In June 2006, Paste magazine ranked the hundred finest living songwriters and put Mallonee at 65th place—ahead of Pink Floyd, Fleetwood Mac, and Michael Jackson. Mallonee gained some prominence in the 1990s as the lead writer and singer for Vigilantes of Love, but these days the brutal economics of the road have stripped him of a backing band; the entire tour operation now consists of Mallonee, his wife, and their black Scion.
At the Cincinnati bar, only a handful of patrons pay attention to the music. But Mallonee sings in signature style anyway, eyes closed and throat shaking out the words as though each syllable must first be wrested from the bone. Veins bulge on his neck, tendons pop on his arms.

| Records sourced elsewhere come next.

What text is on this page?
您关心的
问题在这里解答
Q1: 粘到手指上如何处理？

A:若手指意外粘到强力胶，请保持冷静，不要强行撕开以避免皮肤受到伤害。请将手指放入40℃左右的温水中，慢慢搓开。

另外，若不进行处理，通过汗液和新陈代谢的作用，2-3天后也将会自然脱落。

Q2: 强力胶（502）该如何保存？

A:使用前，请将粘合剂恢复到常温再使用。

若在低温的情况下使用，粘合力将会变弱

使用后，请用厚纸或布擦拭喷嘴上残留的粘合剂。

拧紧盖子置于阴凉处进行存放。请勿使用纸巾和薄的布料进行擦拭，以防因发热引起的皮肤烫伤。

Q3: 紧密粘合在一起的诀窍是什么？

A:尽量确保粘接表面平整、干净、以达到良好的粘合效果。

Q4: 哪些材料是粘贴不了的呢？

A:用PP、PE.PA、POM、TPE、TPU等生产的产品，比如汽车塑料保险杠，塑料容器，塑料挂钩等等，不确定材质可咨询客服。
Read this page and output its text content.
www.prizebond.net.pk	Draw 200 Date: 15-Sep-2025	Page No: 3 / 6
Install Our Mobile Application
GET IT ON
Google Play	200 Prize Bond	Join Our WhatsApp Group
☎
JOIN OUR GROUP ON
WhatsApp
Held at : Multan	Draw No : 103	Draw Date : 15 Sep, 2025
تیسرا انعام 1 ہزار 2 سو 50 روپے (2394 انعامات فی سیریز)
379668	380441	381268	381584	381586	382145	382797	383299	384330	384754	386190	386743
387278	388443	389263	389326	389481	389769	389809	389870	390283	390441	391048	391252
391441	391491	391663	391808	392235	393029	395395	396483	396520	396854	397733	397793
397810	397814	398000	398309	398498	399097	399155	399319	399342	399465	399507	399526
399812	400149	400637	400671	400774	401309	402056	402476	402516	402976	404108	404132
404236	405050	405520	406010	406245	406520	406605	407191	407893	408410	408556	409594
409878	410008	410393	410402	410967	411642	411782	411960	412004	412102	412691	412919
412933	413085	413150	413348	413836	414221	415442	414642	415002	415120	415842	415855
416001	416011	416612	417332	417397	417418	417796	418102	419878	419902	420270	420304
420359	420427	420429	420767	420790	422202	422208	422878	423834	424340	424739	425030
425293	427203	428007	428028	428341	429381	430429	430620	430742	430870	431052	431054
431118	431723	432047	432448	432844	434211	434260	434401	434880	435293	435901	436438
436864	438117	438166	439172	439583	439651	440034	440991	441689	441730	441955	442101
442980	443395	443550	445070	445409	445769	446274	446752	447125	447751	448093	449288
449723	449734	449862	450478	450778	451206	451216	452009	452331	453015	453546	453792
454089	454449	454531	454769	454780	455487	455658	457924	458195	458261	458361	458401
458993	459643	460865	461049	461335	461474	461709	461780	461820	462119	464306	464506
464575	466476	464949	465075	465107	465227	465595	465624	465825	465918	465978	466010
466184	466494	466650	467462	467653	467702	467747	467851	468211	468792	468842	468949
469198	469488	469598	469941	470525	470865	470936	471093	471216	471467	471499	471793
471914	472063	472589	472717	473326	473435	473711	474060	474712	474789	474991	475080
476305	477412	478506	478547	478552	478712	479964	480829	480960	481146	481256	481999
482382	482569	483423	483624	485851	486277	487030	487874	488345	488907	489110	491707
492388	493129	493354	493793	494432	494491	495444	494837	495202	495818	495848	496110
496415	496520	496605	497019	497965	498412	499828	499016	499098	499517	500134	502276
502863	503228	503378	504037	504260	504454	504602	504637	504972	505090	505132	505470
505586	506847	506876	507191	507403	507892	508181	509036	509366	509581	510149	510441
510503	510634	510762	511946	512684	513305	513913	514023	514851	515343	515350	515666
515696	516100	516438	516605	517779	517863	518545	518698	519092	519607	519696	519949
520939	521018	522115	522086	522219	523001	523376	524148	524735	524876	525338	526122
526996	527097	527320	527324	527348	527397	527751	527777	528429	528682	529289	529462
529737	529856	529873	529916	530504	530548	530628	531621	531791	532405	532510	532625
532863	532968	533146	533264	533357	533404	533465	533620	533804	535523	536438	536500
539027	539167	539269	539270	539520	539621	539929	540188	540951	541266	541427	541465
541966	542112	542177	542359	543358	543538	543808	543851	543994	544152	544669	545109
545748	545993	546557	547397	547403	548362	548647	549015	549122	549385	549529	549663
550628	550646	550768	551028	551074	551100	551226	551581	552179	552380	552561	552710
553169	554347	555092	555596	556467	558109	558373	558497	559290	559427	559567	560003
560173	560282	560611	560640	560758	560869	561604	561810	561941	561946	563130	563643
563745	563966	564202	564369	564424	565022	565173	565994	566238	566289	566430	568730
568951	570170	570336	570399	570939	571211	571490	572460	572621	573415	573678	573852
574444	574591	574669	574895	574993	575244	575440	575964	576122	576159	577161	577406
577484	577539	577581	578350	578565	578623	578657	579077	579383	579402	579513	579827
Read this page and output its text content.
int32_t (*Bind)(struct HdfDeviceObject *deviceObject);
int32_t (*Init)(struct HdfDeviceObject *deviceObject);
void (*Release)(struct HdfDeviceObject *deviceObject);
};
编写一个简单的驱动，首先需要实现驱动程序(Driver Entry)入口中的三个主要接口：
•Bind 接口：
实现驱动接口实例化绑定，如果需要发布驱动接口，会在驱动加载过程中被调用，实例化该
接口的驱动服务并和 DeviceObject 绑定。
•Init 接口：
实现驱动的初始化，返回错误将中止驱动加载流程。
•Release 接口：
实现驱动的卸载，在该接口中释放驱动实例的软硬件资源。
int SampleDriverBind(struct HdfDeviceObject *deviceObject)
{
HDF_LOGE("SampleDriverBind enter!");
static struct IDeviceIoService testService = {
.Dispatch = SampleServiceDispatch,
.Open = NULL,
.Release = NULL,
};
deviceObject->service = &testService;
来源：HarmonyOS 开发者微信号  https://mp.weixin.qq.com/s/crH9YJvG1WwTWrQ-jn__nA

He performs an abbreviated set interspersed with stage patter, playing the room as though an invisible audience fills the bar and benches. In reality, the clientele bellies up to the bar, talks, and drinks. A few applaud after songs, then go back to their beers.
Mallonee's songs about mental illness, marriage, Vietnam vets, loneliness, and the whole "cloth of life" are woven through with a skeptical but stubborn faith. At the Northside Tavern, with almost no one listening, a deeply personal verse about grace suddenly mingles with the clink of glassware:
But the Cross is big enough
When your sins reach to the sky
Hope the arms are wide enough
To embrace one such as I.
The goal isn't to win converts, but to make art worthy of the name by witnessing to the whole crazy quilt of human experience. And preferably to do it for more than five people.
While Mallonee's manner never shows anything less than gratitude to his tiny audience, these gigs take a toll on a musician who has struggled to make it for two decades and now sometimes struggles to pay the bills.
"It breaks your heart by slow degrees," he admits later with a rueful half smile.
In an industry notorious for bowing at the altar of youth, Mallonee stands out for not having picked up a guitar until he was 31. "A late bloomer by every stretch of the imagination," he calls himself. Mallonee found his self-described "instrument of healing" after years as a teacher and then a stay-at-home dad, and it unleashed a flood of words. In that first year, more than a hundred songs poured out.
Athens, Georgia, a college community with a music scene that has birthed bands like R.E.M., was fertile soil for Mallonee's vision to take root, and he tilled its clubs and bars fronting the Vigilantes of Love (VoL).
The band embarked on a decade of gritty touring during the 1990s—180 shows a year in "dirty little dingy clubs," $150 paychecks, 7-11 hot dogs, and days spent in a van. VoL churned out records with alarming frequency, toured obsessively, and stayed on the road until everyone was beat up and broken down—then returned home and did it all again.